Your health care provider may advise you to have
amniocentesis in the following cases:
- You are over age 35.
- Prenatal tests show an increased likelihood of a problem
with the baby.
- You have given birth to a child with Down syndrome or
another genetic disorder.
- You or your baby's father have a family history of
genetic problems.
- You have a child with a defect in the spinal cord or
brain.
- You have had three or more miscarriages.
- You have Rh-negative blood and the baby's father has
Rh-positive blood.
Amniocentesis may be done later in pregnancy to see if the
baby's lungs are mature enough for the baby to breathe well
after birth. This is usually done if you have a high-risk
condition and the baby may need to be delivered early.

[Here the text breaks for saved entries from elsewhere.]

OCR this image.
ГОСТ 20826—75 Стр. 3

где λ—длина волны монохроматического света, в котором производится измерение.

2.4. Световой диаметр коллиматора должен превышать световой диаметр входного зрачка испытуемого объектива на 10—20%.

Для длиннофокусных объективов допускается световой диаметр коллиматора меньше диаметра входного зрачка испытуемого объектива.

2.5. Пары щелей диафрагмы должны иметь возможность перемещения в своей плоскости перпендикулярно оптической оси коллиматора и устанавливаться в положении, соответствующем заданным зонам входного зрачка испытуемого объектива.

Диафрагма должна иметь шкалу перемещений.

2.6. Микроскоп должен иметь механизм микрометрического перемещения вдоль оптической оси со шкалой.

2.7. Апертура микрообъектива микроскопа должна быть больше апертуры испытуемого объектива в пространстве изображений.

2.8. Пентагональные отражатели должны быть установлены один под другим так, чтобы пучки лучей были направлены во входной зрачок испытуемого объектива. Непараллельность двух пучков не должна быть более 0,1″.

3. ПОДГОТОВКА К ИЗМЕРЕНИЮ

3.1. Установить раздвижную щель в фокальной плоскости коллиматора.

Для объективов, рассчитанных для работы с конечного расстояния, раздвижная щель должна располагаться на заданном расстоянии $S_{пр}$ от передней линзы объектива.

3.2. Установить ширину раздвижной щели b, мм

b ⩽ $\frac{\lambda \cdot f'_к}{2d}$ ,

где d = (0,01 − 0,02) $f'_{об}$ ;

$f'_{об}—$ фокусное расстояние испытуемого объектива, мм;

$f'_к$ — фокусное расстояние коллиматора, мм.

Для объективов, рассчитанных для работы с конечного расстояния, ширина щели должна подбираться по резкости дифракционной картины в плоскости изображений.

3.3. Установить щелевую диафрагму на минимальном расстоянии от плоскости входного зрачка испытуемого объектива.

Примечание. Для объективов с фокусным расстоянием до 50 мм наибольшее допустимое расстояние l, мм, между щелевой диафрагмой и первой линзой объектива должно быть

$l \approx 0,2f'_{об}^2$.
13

Amniocentesis can also be used to check for an infection in
the amniotic fluid.
How do I prepare for amniocentesis?
It helps to have a full bladder, so you may need to drink a
lot of water before the procedure. Follow any other
instructions your health care provider gives you.
What happens during the procedure?
The baby's heart rate is checked before and after the
procedure. Your abdomen is cleaned with an antiseptic.
Your skin is numbed with an anesthetic. Ultrasound helps
your health care provider guide the needle through your
abdomen and uterus, away from the baby and to the area where
the most amniotic fluid is. You may feel some discomfort
when the needle is inserted into your abdomen. A small
amount of fluid is withdrawn and sent to the lab for tests.
If you are pregnant with more than one baby, a sample of
fluid will be taken from each baby's amniotic sac.
What happens after the procedure?
Your pulse, your blood pressure, and the baby's movements
will be monitored for a brief time after the procedure.
Then you can go home. You should rest for 24 hours after
the procedure.
The results of the genetic analysis will be available in 1
to 3 weeks. Lung maturity can be determined in 1 or 2 days.
The results of a test for infection will be available in 1
to 2 days.
Women who have Rh-negative blood and are carrying
Rh-positive babies may need a shot to prevent blood
incompatibility problems.
What are the benefits of this procedure?
Amniocentesis:
- helps detect genetic problems, such as Down syndrome or
other chromosomal abnormalities
- can detect development disorders such as spina bifida
- can detect infection in the amniotic fluid
- can check the maturity of the baby's lungs.
What are the risks associated with this procedure?
The overall risk of complications from this procedure is
very low. Less than 1% of women have problems. However,
you should know what problems can occur. The following are
possible complications of amniocentesis:
- excessive loss of blood
- infection in the amniotic fluid
- harm to the baby from the needle
- harm to the placenta or cord from the needle
- premature breaking (rupture) of the amniotic sac
- premature labor, or contractions that can cause labor
- miscarriage (less than 1 pregnancy is lost for every 200
genetic amniocentesis procedures performed).
It is important to understand that normal test results
cannot guarantee that the baby will be normal.
When should I call my health care provider?
Call your health care provider right away if:
- You start having contractions or severe cramping. (It is
normal to have some brief cramping.)
- You have bloody or liquid vaginal discharge that doesn't
stop. (It is normal to have a little spotting or
leaking.)
- You develop a fever.
- You have any changes related to the pregnancy that
concern you.
Call your health care provider during office hours if:
- You have questions about the procedure or its result.
- You want to make another appointment.